I've been dreading writing this, cause that would be admitting that it was all over. It's rare for television to move you on such an emotional and metaphysical level, territory in which we often relegate to the cinema, and I think that is why LOST is so special to a great many people. It was a show wrapped within emotion, featuring flawed, yet wonderful characters, and fascinating fantasy. It's cinematic in every way, a great opera for our times, much to how great pieces of cinema like Star Wars or E.T. were for their times. There has never been another show like it, and I don't think there ever will be.

I look back over the entire series, and I do not know what to say. The story all started with a plane crash, and the survivors finding themselves on an island far removed from the rest of the world in the middle of nowhere, where we found our flawed, but increasingly likable characters. But mystery surrounded them everywhere they turned, when they learned that this island was not your normal rock in the ocean. A mysterious monster looking like wisps of smoke prowled the jungles, where polar bears and wild hogs roamed, alongside the islands original inhabitants, the Others, and a mysterious leader of the Others that no one has truly seen, called Jacob. As our castaways, Jack, Locke, Hurley, Kate, Sawyer, the whole gang (too many to mention) tried to survive and find a way home, they went to the depths of their own moral fibers, traversing between past, present, and future (literally), till all was set right and the island was saved. Finally, it was time to move on.

While there was mystery in LOST, it was not the question as to what was the Smoke Monster or who was Jacob that really mattered in the end, but it was the characters themselves that we met that first day when the plane crashed. See, what made LOST something so unforgettable is that, yes, there was the mystery about the island, but it was the mystery involving these characters and their relationships that kept us entranced for six seasons. We grew to love them, warts and all, as if they were real people. When they died, I felt as if someone I loved had passed away. That was the true brilliance of this show. To create fictional characters that are so much like real people that we think of them as such, we feel them, and carry them with us through our daily lives. Even Jack or Kate, my least favorite characters on the show, I rooted for them to find happiness and redemption, and when they found it, I felt all warm inside.

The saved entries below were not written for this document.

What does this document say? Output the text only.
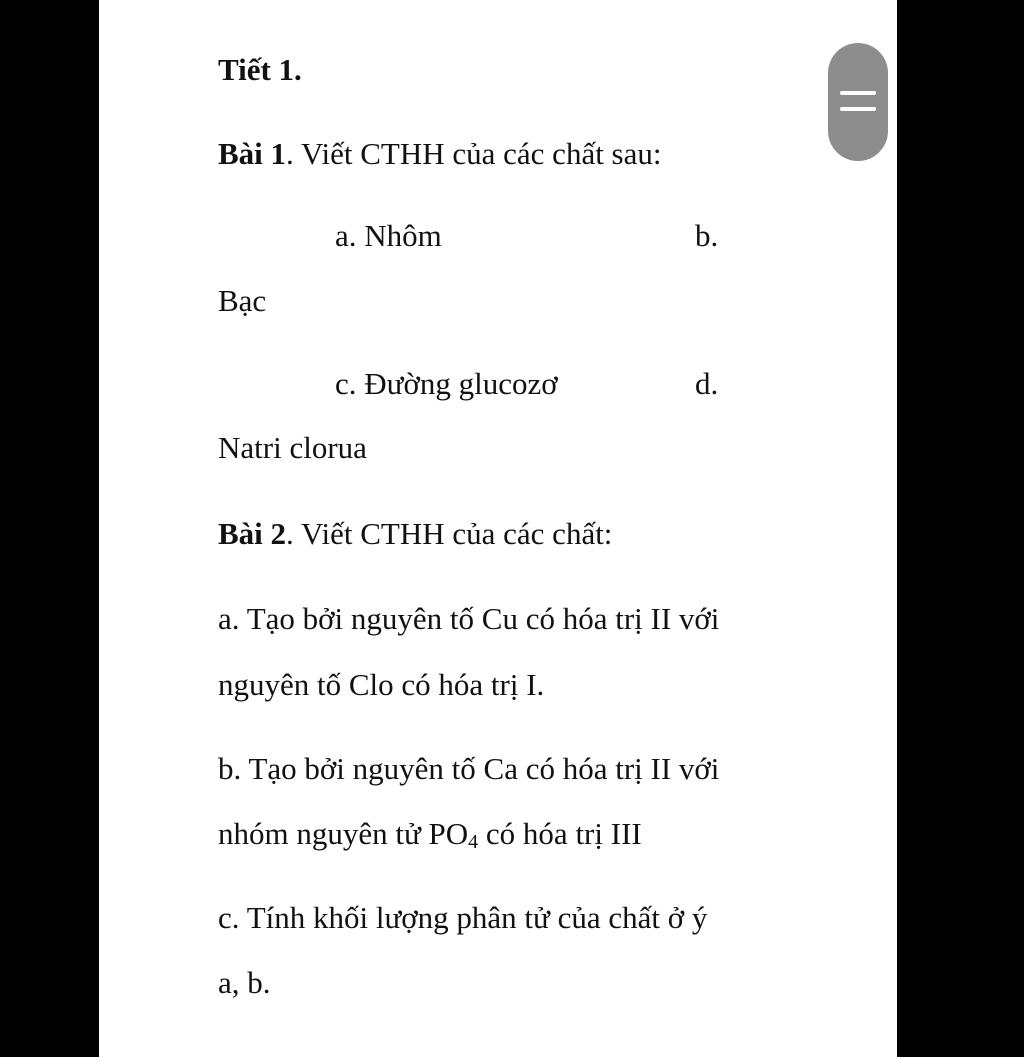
Tiết 1.
Bài 1. Viết CTHH của các chất sau:
a. Nhôm	b.
Bạc
c. Đường glucozơ	d.
Natri clorua
Bài 2. Viết CTHH của các chất:
a. Tạo bởi nguyên tố Cu có hóa trị II với
nguyên tố Clo có hóa trị I.
b. Tạo bởi nguyên tố Ca có hóa trị II với
nhóm nguyên tử $PO_4$ có hóa trị III
c. Tính khối lượng phân tử của chất ở ý
a, b.
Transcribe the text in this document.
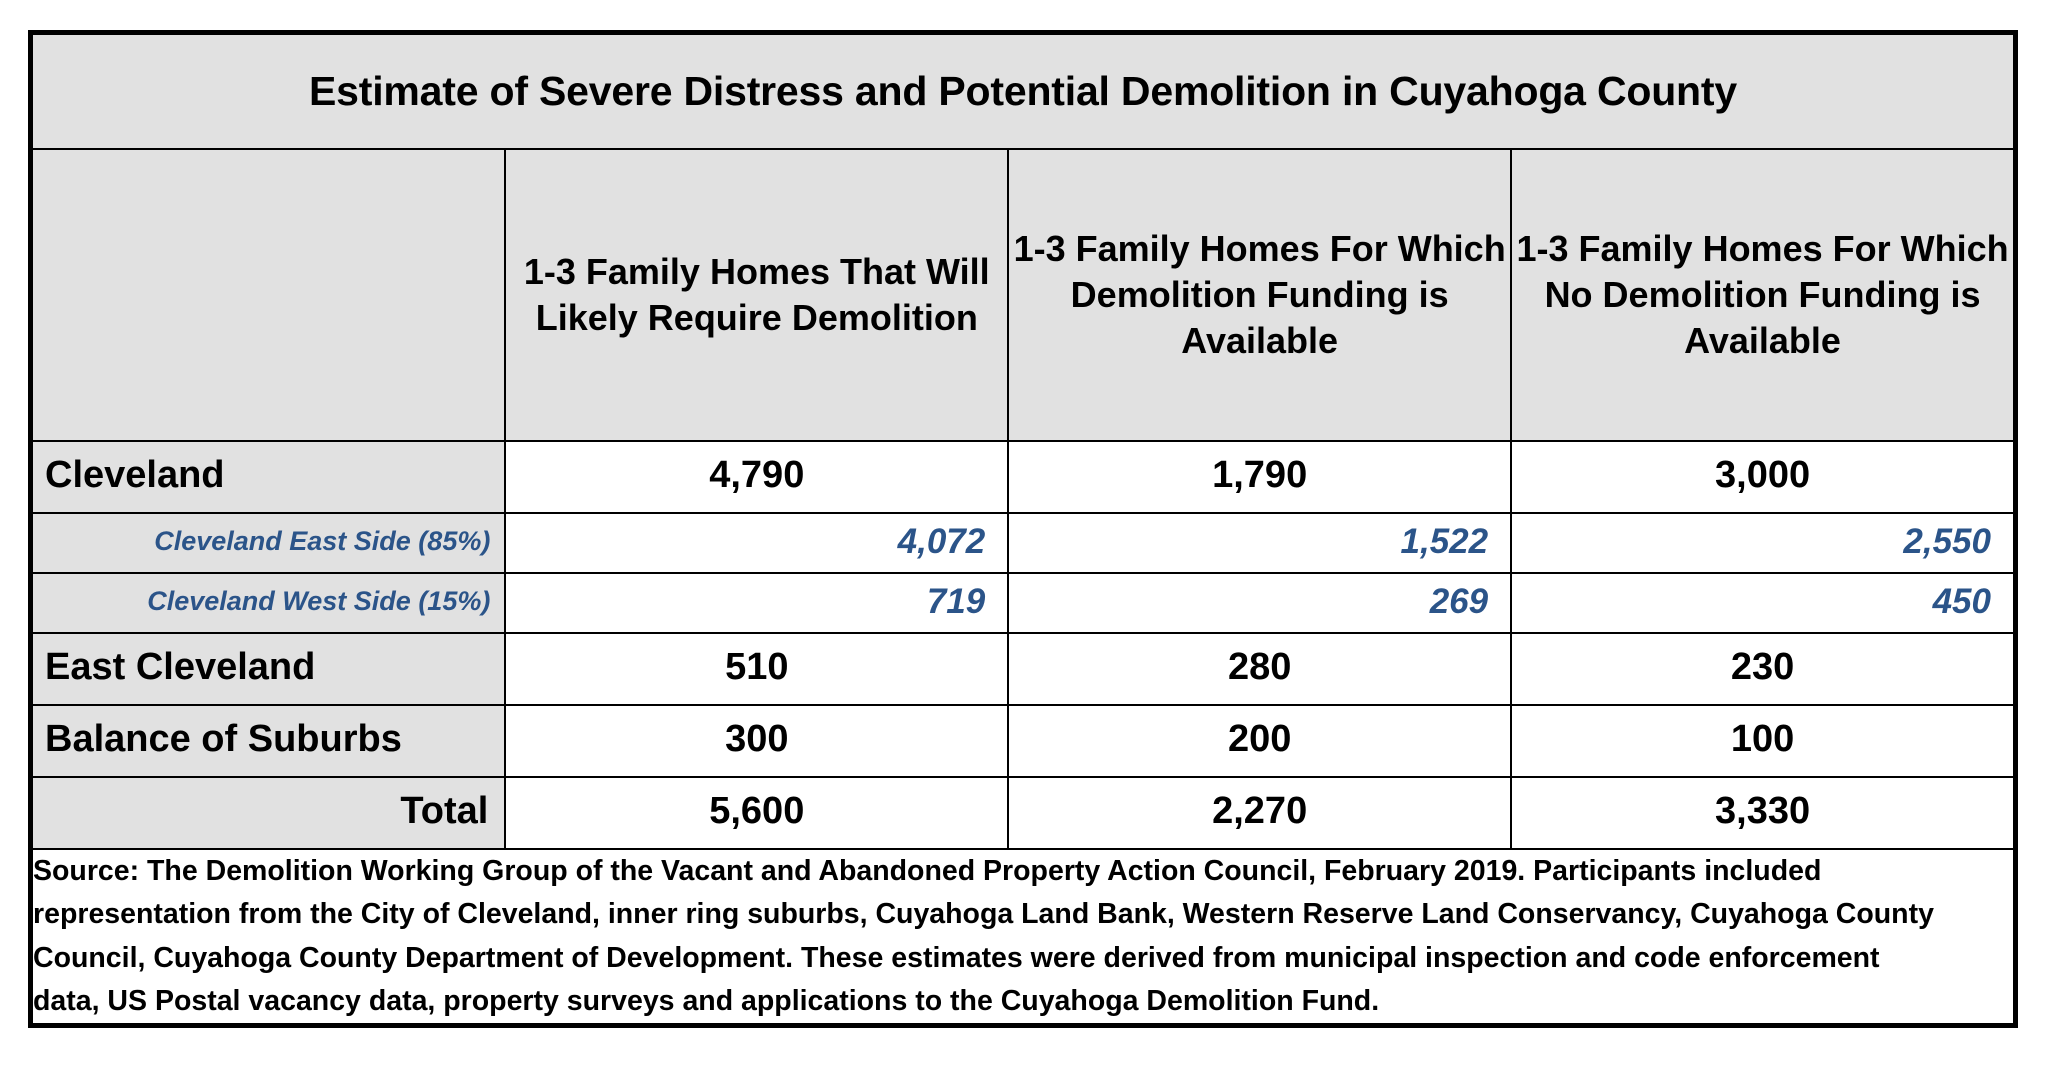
Estimate of Severe Distress and Potential Demolition in Cuyahoga County			
	1-3 Family Homes That Will Likely Require Demolition	1-3 Family Homes For Which Demolition Funding is Available	1-3 Family Homes For Which No Demolition Funding is Available
Cleveland	4,790	1,790	3,000
Cleveland East Side (85%)	4,072	1,522	2,550
Cleveland West Side (15%)	719	269	450
East Cleveland	510	280	230
Balance of Suburbs	300	200	100
Total	5,600	2,270	3,330

Source: The Demolition Working Group of the Vacant and Abandoned Property Action Council, February 2019. Participants included

representation from the City of Cleveland, inner ring suburbs, Cuyahoga Land Bank, Western Reserve Land Conservancy, Cuyahoga County

Council, Cuyahoga County Department of Development. These estimates were derived from municipal inspection and code enforcement

data, US Postal vacancy data, property surveys and applications to the Cuyahoga Demolition Fund.			
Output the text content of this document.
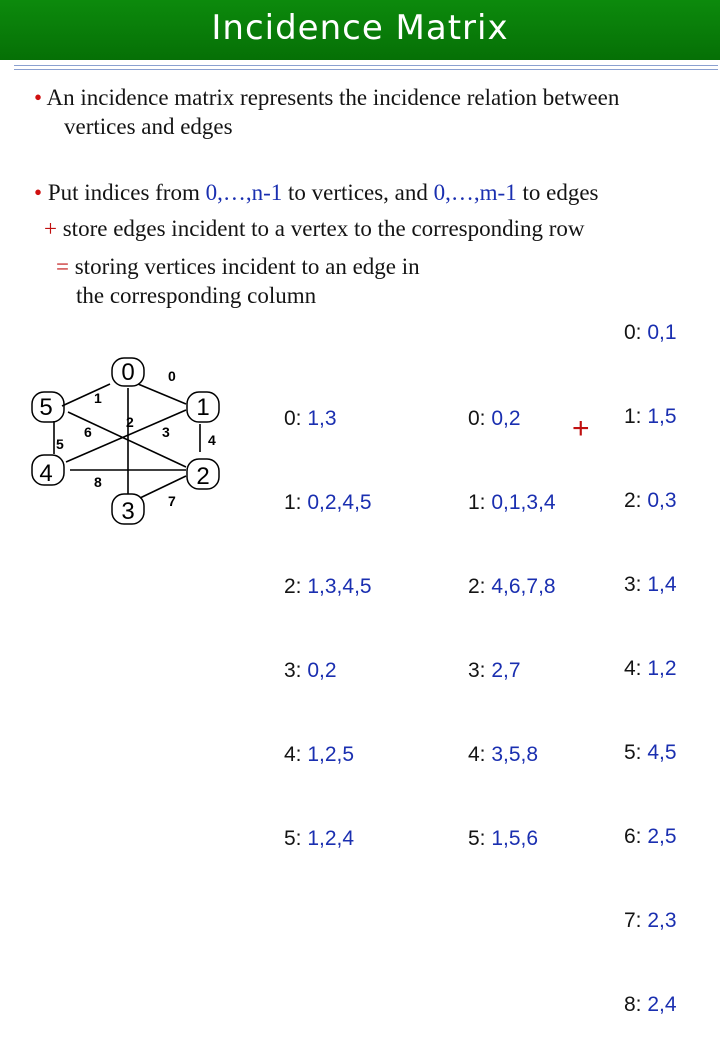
Incidence Matrix
• An incidence matrix represents the incidence relation between
vertices and edges
• Put indices from 0,…,n-1 to vertices, and 0,…,m-1 to edges
+ store edges incident to a vertex to the corresponding row
= storing vertices incident to an edge in
the corresponding column
0
1
2
3
4
5
0
1
2
3	4
5
6
7
8

0: 1,3

1: 0,2,4,5

2: 1,3,4,5

3: 0,2

4: 1,2,5

5: 1,2,4

0: 0,2

1: 0,1,3,4

2: 4,6,7,8

3: 2,7

4: 3,5,8

5: 1,5,6

+

0: 0,1

1: 1,5

2: 0,3

3: 1,4

4: 1,2

5: 4,5

6: 2,5

7: 2,3

8: 2,4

Ultimately, LOST isn't a show about mystery or suspense, but it's a show about love and redemption, but most importantly of all... Hope. I'll never forget the finale to the first season when the castaways built a raft and Sawyer, Michael, and Jin, steered it off into the ocean, to the great unknown. That is very much how the whole show was to me. We were going to the great unknown to swelling Michael Giacchino music.

I know I'm young, but I don't know if I've ever seen television quite like this before, but I'm beginning to understand just how much of a rarity a show like this is. I will greatly miss youLOST, from the bottom of my heart. Jack, Kate, Hurley, Sun & Jin, Sayid, Ben, Locke, all of you guys. I grew up with you. You all saw me through high school, into college, through some pretty tough times, and now into times of fascination and hope for a better future where I'm no longer frightened, but can just relax and enjoy my life forever and always. Most importantly of all, it's taught me that hope never dies.

Thank you, LOST. You get an A++++!!!!!!